Elle sourit tandis que son garde, tendu comme une corde de violon, attendait l’ordre de bouger, son appendice noir et lisse, tel celui d’un scorpion, frémissant sous l’excitation de la situation. Je l’amusais en étant impertinente. Je ne rentrais pas dans son jeu, contrairement à tous les autres. Je n’avais pas peur de son autorité, et c’était ce qui la déstabilisait.

 

Je faisais avec elle ce que j’avais toujours fait dans mon travail : demander le respect qui m’était dû par l’irrespect envers ceux qui ne voulaient pas comprendre. Ceux qui ne se pliaient pas m’offraient une escalade sans fin, toujours verbale de ma part, mais plus tranchante à chaque fois. Les autres, eux, apprenaient la leçon, pour moi et pour tous les autres dans la même situation. C’était simple : soit ils comprenaient, soit ils ne me retenaient pas.

— Fort bien... Morgan. Si cela constitue ta requête la plus modeste, je daignerai t’appeler par ton nom.

— Je ne le demande pas, c’est une preuve de respect. Je l’exige pour moi et pour tous les autres. Ce n’est pas compliqué d’être bien élevé.

Un sourire furtif passa sur ses lèvres, bien que son regard restait perçant, calculateur. Elle se tourna vers l’appareil posé sur la table en bois sombre.

— … Je te laisse l’appareil en question. Un simple pressé du bouton bleu suffira. Les instructions, naturellement, sont déjà enregistrées.

S’apprêtant à sortir, elle fit volte-face.

— Une ultime chose avant de te laisser t’abandonner à ta morosité… permets-moi une dernière question : aurais-tu, par miracle, la moindre idée de la destination que Mina avait en tête ? Une ébauche d’intention, peut-être ?

— Entendu, non. Mais ça me paraît évident… le plus loin possible de vous. Et si sa mère est bien ce que vous avez laissé entendre, alors loin de tout signe de vie. Un accident est si vite arrivé quand les gens perdent la tête.
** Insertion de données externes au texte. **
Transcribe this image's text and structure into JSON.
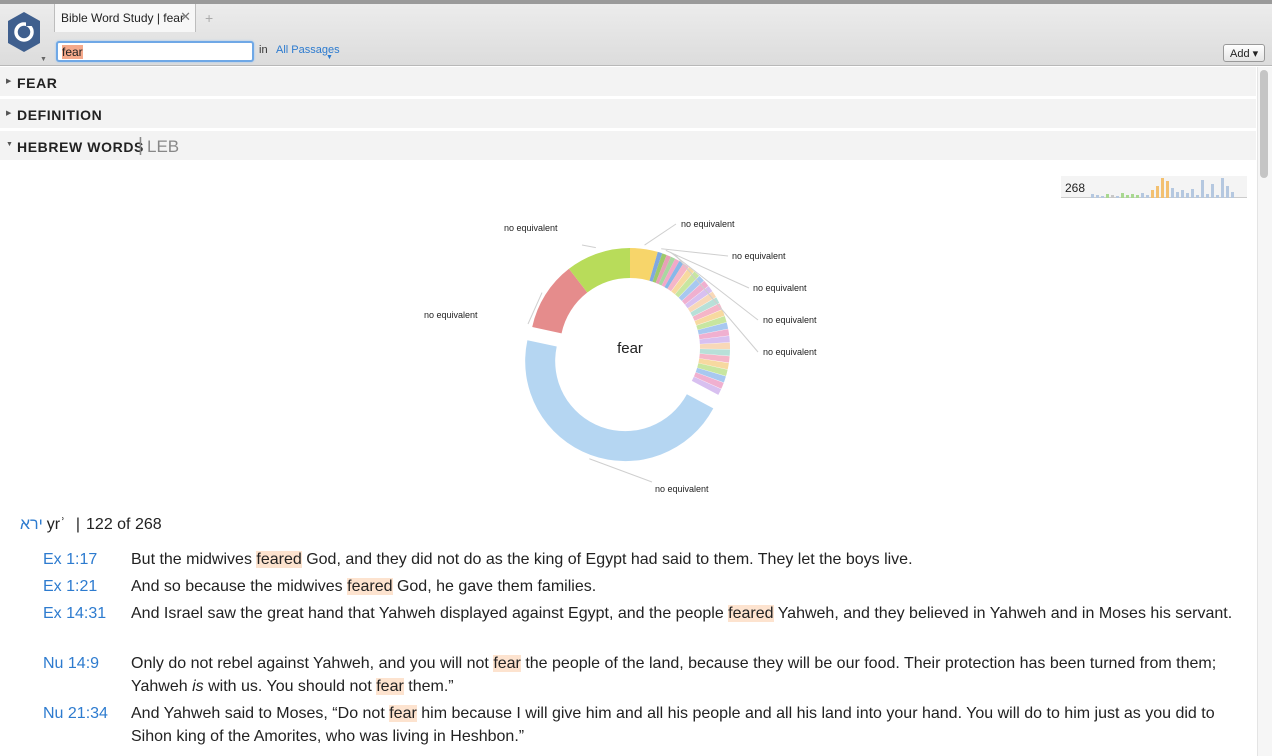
{
  "tab": {
    "title": "Bible Word Study | fear",
    "close": "✕",
    "add": "+"
  },
  "search": {
    "query": "fear",
    "in_label": "in",
    "scope": "All Passages",
    "add_button": "Add ▾"
  },
  "sections": [
    {
      "label": "FEAR",
      "expanded": false
    },
    {
      "label": "DEFINITION",
      "expanded": false
    },
    {
      "label": "HEBREW WORDS",
      "expanded": true,
      "version": "LEB"
    }
  ],
  "sparkline": {
    "count": "268"
  },
  "chart_data": {
    "type": "pie",
    "center_label": "fear",
    "slices": [
      {
        "label": "no equivalent",
        "value": 122,
        "color": "#b5d6f2"
      },
      {
        "label": "no equivalent",
        "value": 30,
        "color": "#e58c8c"
      },
      {
        "label": "no equivalent",
        "value": 28,
        "color": "#b8dc5a"
      },
      {
        "label": "no equivalent",
        "value": 12,
        "color": "#f7d56a"
      },
      {
        "label": "no equivalent",
        "value": 2,
        "color": "#7fa8e0"
      },
      {
        "label": "no equivalent",
        "value": 2,
        "color": "#9ec96b"
      },
      {
        "label": "no equivalent",
        "value": 2,
        "color": "#e8a0b8"
      },
      {
        "label": "no equivalent",
        "value": 2,
        "color": "#a8d8a0"
      },
      {
        "label": "no equivalent",
        "value": 2,
        "color": "#f3a8c8"
      },
      {
        "label": "no equivalent",
        "value": 2,
        "color": "#88b8e8"
      },
      {
        "label": "",
        "value": 64,
        "color": "#f0c8d8"
      }
    ]
  },
  "lemma": {
    "hebrew": "ירא",
    "translit": "yrʾ",
    "count": "122 of 268",
    "sep": "|"
  },
  "verses": [
    {
      "ref": "Ex 1:17",
      "parts": [
        "But the midwives ",
        "feared",
        " God, and they did not do as the king of Egypt had said to them. They let the boys live."
      ]
    },
    {
      "ref": "Ex 1:21",
      "parts": [
        "And so because the midwives ",
        "feared",
        " God, he gave them families."
      ]
    },
    {
      "ref": "Ex 14:31",
      "parts": [
        "And Israel saw the great hand that Yahweh displayed against Egypt, and the people ",
        "feared",
        " Yahweh, and they believed in Yahweh and in Moses his servant."
      ]
    },
    {
      "ref": "Nu 14:9",
      "parts": [
        "Only do not rebel against Yahweh, and you will not ",
        "fear",
        " the people of the land, because they will be our food. Their protection has been turned from them; Yahweh ",
        "is",
        " with us. You should not ",
        "fear",
        " them.”"
      ]
    },
    {
      "ref": "Nu 21:34",
      "parts": [
        "And Yahweh said to Moses, “Do not ",
        "fear",
        " him because I will give him and all his people and all his land into your hand. You will do to him just as you did to Sihon king of the Amorites, who was living in Heshbon.”"
      ]
    }
  ]
}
L’impératrice eut un rictus avant de s’éloigner.

Est-ce que j’allais accepter ? Évidemment.

Est-ce que j’allais tenter de modifier les autorisations dans son dos ? Ça me paraissait peu judicieux.

Ce genre d’appareil devait avoir un historique consultable pour qu’elle me le laisse de cette façon.

Comment allais-je m’y prendre pour la convaincre de m’offrir plus ? Je ne le savais pas encore, mais l’arrogance semblait fonctionner avec elle. J’allais donc continuer sur cette voie, pour le moment.

Mais avant ça, je devais aller vérifier quelque chose.

Je me glissai hors de ma chambre avec le plus de discrétion possible et appelai l’ascenseur, retenant mon souffle comme si le moindre bruit allait déclencher une alarme.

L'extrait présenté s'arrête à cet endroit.